Alex Chilowicz
- Born: December 3, 1987 (age 38) New Jersey, United States
- Other occupation: Musician

Domestic
- Years: League / Role
- 2009–2022: NCAA / Referee
- 2013–2017: United Soccer League / Referee
- 2014–2017: NASL / Referee
- 2017–2023: Major League Soccer / VAR
- 2017–2023: Major League Soccer / Referee
- 2023–: English Football League / Referee
- 2024–: Premier League / VAR

International
- Years: League / Role
- 2022: CONCACAF / Referee

= Alex Chilowicz =

American association football referee (born 1987)

Alex Chilowicz (born December 3, 1987) is an American association football referee working in the English Football League since 2023. He was previously employed by PRO and officiated in Major League Soccer (MLS) between 2017 and 2023.

==Career==
In 2014, Chilowicz was named Referee of the Year by the New Jersey Soccer Association.

Chilowicz officiated college soccer for many years, beginning as early as 2009 until as late as 2022. He was the referee for a round of 16 match between USC and Utah in the 2016 NCAA Division I women's soccer tournament.

Chilowicz debuted as a referee in Major League Soccer on August 19, 2017, taking charge of a match between the Colorado Rapids and D.C. United in Commerce City. In a career spanning seven seasons, Chilowicz was the referee for 106 regular-season MLS matches and served as VAR for 62 regular-season matches. He was the VAR for the 2018 MLS All-Star Game and fourth official for MLS Cup 2020.

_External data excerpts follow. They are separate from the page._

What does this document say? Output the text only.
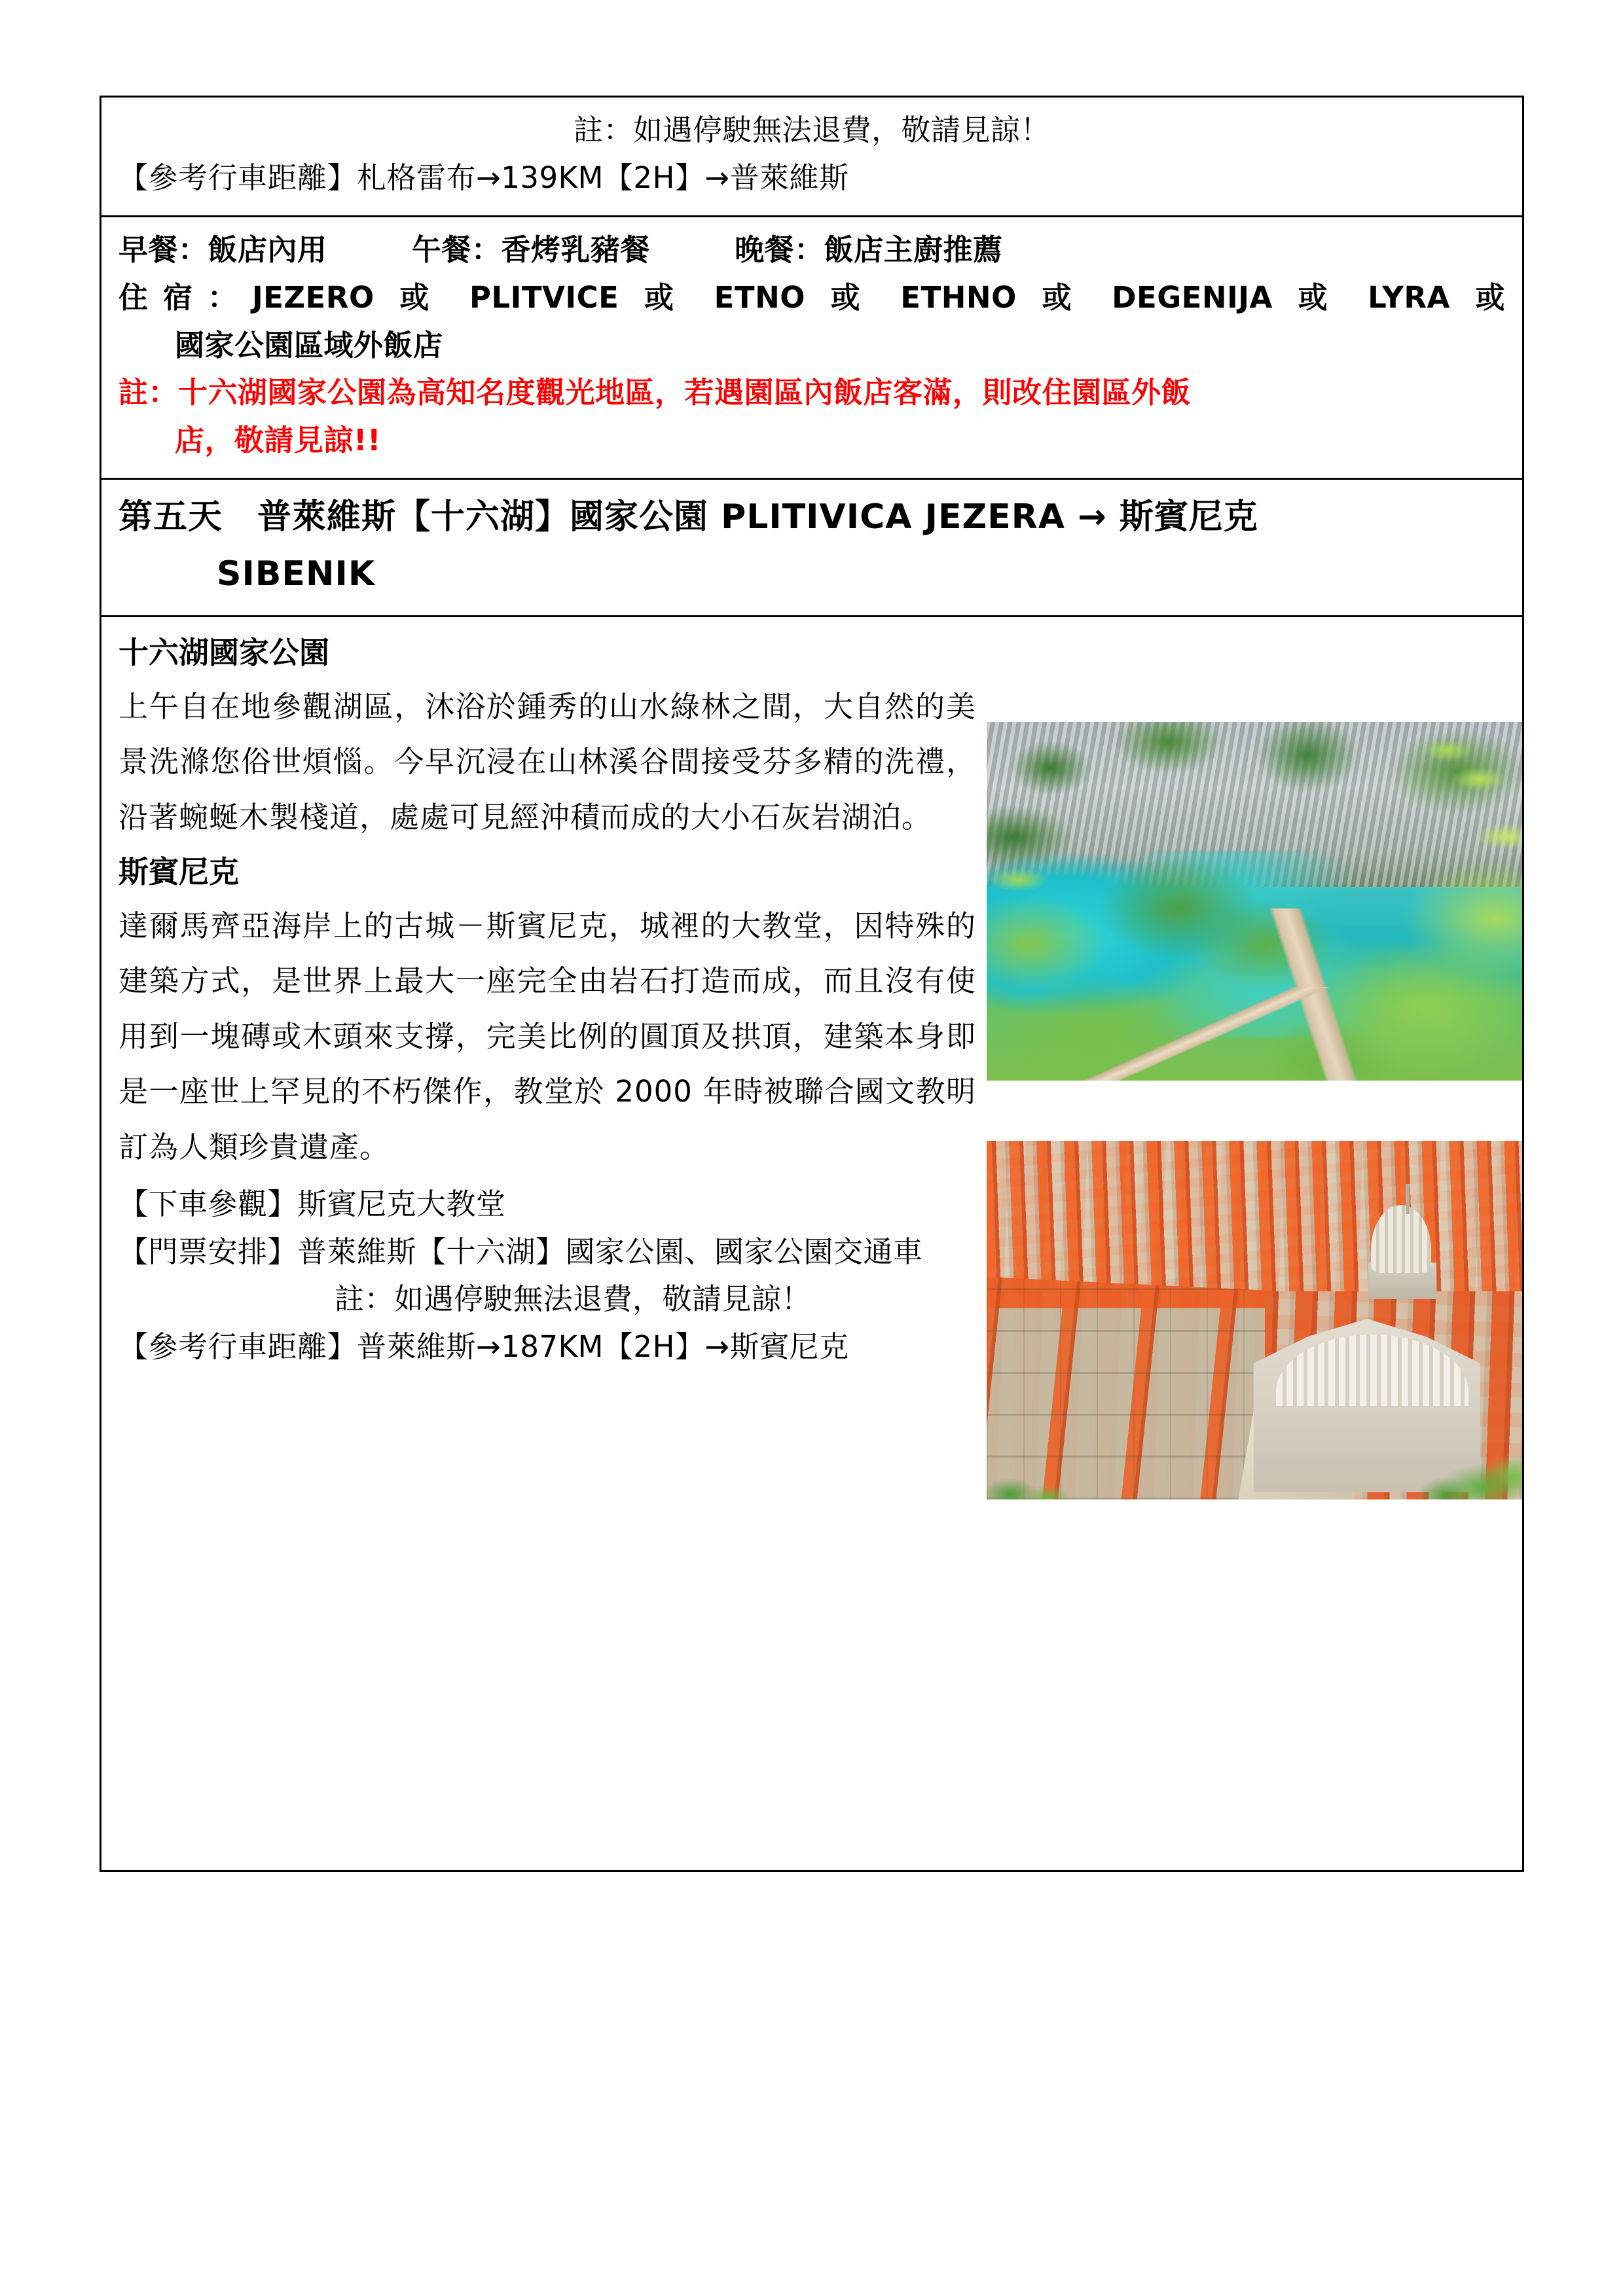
註：如遇停駛無法退費，敬請見諒！
【參考行車距離】札格雷布→139KM【2H】→普萊維斯

早餐：飯店內用        午餐：香烤乳豬餐        晚餐：飯店主廚推薦
住宿：JEZERO 或 PLITVICE 或 ETNO 或 ETHNO 或 DEGENIJA 或 LYRA 或
國家公園區域外飯店
註：十六湖國家公園為高知名度觀光地區，若遇園區內飯店客滿，則改住園區外飯
店，敬請見諒!!

第五天　普萊維斯【十六湖】國家公園 PLITIVICA JEZERA → 斯賓尼克
SIBENIK

十六湖國家公園
上午自在地參觀湖區，沐浴於鍾秀的山水綠林之間，大自然的美景洗滌您俗世煩惱。今早沉浸在山林溪谷間接受芬多精的洗禮，沿著蜿蜒木製棧道，處處可見經沖積而成的大小石灰岩湖泊。
斯賓尼克
達爾馬齊亞海岸上的古城－斯賓尼克，城裡的大教堂，因特殊的建築方式，是世界上最大一座完全由岩石打造而成，而且沒有使用到一塊磚或木頭來支撐，完美比例的圓頂及拱頂，建築本身即是一座世上罕見的不朽傑作，教堂於 2000 年時被聯合國文教明訂為人類珍貴遺產。
【下車參觀】斯賓尼克大教堂
【門票安排】普萊維斯【十六湖】國家公園、國家公園交通車
註：如遇停駛無法退費，敬請見諒！
【參考行車距離】普萊維斯→187KM【2H】→斯賓尼克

In May 2022, Chilowicz refereed at the 2022 Caribbean Club Championship in the Dominican Republic. On June 10, 2022, Chilowicz refereed his first competitive match between senior national teams, taking charge of a CONCACAF Nations League B match between Saint Vincent and the Grenadines and Trinidad and Tobago in Arnos Vale.

Following the 2023 Major League Soccer season, the English Football League announced that Chilowicz had relocated to England and would become a National Group official. On December 23, 2023, he became one of the first non-British referees to take charge of a Football League match, refereeing a League Two fixture between Sutton United and Mansfield Town. (Note: Australian native Jarred Gillett began officiating in the EFL in 2019.) On April 1, 2024, Chilowicz refereed his first EFL Championship match, a 2–1 win for Rotherham United against Millwall at New York Stadium.

On August 27, 2024, Chilowicz refereed his first match at a Premier League stadium when he took charge of the EFL Cup tie between Brighton and Hove Albion and Crawley Town. The match was marked by a controversial incident early in the game, when a challenge by Jay Williams on Brighton's Matt O'Riley resulted in a serious injury for O'Riley. Chilowicz was criticized for not booking or sending off Williams for the foul.

Chilowicz has received praise from Steve Evans for his decision-making and communication skills.

==Personal life==
Chilowicz was raised in Wayne, New Jersey, and played soccer at Wayne Hills High School, graduating in 2006. His father Dan is a former teacher and soccer coach at Clifton High School.

Chilowicz attended the Jazz Studies program at William Paterson University and the Institute of Jazz Studies at Rutgers University–Newark. He plays the saxophone. Outside of refereeing, Chilowicz works as a musician, with credits in television and film as well as on Broadway.